Slide 3: Erythrocyte development
There are actually six morphologically defined stages of erythropoiesis. The first 4 stages are characterized by
the presence of a nucleus. The cells tend to decrease in size. Initially the nucleus takes up most of the cell, but
the nucleus-to-cytoplasm ratio decreases with differentiation. The nucleus also has a lacy appearance in the
beginning then turns more compact and darker over time. The cytoplasm is initially bluish, or basophilic, due to
RNA, then becomes pink or salmon color, or acidophilic, due to hemoglobin. The polychromatic normoblast is
the last mitotically activate erythroblast. In other words, from this stage on, the cells enter the Go phase and
are permanently quiescent. Also at this stage, hemoglobin production is at its peak. Overall, the normoblasts
spend up to 7 days in the bone marrow.
At the reticulocyte stage, the nucleus is gone, but there is residual RNA and mitochondria, which stain blue with
supravital stains such as methylene blue, as pointed by the horizontal arrow. They are still busy making
hemoglobin, but significantly less than the normoblasts. Reticulocytes may also contain iron granules, which are
identifiable by the stain Prussian blue. As such, they are referred to as siderocytes, whereas normoblasts with
iron deposits are referred to as sideroblasts. Compared to normoblasts, reticulocytes have a shorter time
period, about 2-3 days, before they differentiate to the next stage, which is the mature red blood cell. Many
reticulocytes leave the bone marrow into the peripheral blood before they mature. In certain conditions or
diseases, more reticulocytes spill out into the blood. Reticulocytes are forced out of the bone marrow earlier
than usual. These are called shift or stress reticulocytes. If you see polychromatophilic erythrocytes on a blood
smear, by using Romanowsky stain for example, these are most likely reticulocytes. In certain anemias that
cause a spillover of reticulocytes into circulation, the condition is known as polychromasia.
Slide 4: Erythropoietin
Under conditions of hypoxia, when tissues badly need oxygen, or in anemia, when there is blood loss, for
example, the production of erythropoietin, or EPO, in the kidney increases. EPO levels in the plasma are stable
as long as hemoglobin levels stay within the normal reference range. When hemoglobin goes below 12 g/dL,
however, EPO levels go up. EPO is the main cytokine driving erythroid maturation and proliferation. As I had
mentioned earlier, reticulocytes and their mature derivatives are mitotically inactive. That is, they cannot
respond to EPO. The liver contributes to some EPO. As you can see in this table, EPO has multiple effects, but
they all underlie erythrocyte production. It also shows here that EPO is set off by most anemic conditions, with
one exception. We will look at this in one of the modules concerning anemia.
Other hormones also have similar effects on erythropoiesis. They are testosterone, thyroid hormones, growth
hormone, and the hormones of the adrenal cortex, such as cortisol. Small surprise that some athletes
administer EPO and testosterone to boost their performance in endurance sports, such as the Tour de France.

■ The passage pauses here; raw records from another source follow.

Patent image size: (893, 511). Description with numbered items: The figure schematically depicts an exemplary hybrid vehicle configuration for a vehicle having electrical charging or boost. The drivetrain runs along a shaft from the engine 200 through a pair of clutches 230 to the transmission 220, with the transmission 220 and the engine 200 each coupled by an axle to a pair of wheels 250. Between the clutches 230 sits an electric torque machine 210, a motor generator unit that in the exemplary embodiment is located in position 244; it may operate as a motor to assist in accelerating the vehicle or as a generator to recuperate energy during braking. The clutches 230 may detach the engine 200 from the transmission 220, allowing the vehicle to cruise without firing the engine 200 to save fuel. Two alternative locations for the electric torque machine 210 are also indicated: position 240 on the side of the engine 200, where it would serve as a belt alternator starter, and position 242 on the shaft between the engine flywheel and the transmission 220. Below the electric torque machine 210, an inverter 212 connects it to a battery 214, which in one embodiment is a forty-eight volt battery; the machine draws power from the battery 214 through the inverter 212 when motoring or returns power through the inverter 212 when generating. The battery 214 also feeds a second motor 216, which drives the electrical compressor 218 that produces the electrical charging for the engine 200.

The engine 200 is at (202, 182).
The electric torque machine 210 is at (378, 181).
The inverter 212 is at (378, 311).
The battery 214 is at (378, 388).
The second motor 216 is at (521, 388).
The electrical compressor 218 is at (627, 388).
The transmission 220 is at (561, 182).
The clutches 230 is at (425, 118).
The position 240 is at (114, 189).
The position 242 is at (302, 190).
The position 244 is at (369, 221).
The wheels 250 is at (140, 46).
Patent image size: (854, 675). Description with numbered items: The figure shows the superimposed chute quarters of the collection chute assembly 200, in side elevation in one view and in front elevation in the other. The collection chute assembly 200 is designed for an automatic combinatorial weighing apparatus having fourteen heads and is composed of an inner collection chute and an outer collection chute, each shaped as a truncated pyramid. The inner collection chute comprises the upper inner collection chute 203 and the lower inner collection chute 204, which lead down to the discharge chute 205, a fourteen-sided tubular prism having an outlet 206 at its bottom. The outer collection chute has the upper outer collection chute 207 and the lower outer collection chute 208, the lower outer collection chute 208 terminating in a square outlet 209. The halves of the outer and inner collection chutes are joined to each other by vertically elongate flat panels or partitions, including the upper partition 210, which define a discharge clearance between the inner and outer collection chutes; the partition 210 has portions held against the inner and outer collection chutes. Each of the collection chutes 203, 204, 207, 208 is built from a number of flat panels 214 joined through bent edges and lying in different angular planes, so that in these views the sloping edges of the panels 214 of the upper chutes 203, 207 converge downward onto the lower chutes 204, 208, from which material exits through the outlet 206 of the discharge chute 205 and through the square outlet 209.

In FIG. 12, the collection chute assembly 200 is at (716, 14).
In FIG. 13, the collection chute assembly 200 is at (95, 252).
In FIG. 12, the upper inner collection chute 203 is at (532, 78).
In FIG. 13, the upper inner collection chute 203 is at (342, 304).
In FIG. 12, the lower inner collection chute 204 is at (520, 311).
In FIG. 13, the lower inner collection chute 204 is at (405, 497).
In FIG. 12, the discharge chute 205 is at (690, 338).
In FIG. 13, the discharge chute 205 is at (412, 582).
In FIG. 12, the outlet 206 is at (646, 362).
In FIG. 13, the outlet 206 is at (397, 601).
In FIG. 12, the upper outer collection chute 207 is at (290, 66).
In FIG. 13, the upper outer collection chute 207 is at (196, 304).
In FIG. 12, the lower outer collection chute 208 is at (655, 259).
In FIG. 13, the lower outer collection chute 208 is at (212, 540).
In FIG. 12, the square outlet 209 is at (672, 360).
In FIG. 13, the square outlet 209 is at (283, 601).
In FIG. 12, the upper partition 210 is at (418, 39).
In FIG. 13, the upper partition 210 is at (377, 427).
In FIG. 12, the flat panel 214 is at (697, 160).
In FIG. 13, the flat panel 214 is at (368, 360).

Before we leave this section, let me point out a couple of limiting factors for erythropoiesis. One factor is iron
supply. In iron deficiency, the EPO effect can only go so far. However, with hemolytic anemia, enough iron is
reused from destroyed red blood cells. With anemia caused by hemorrhage or blood loss, erythropoiesis is
limited by iron stores, but without these stores, you can rescue the situation only by supplemental iron. Related
to this is the amount of iron-saturated transferrin. If this decreases, then erythropoiesis becomes limited. We
will discuss this in the anemia modules.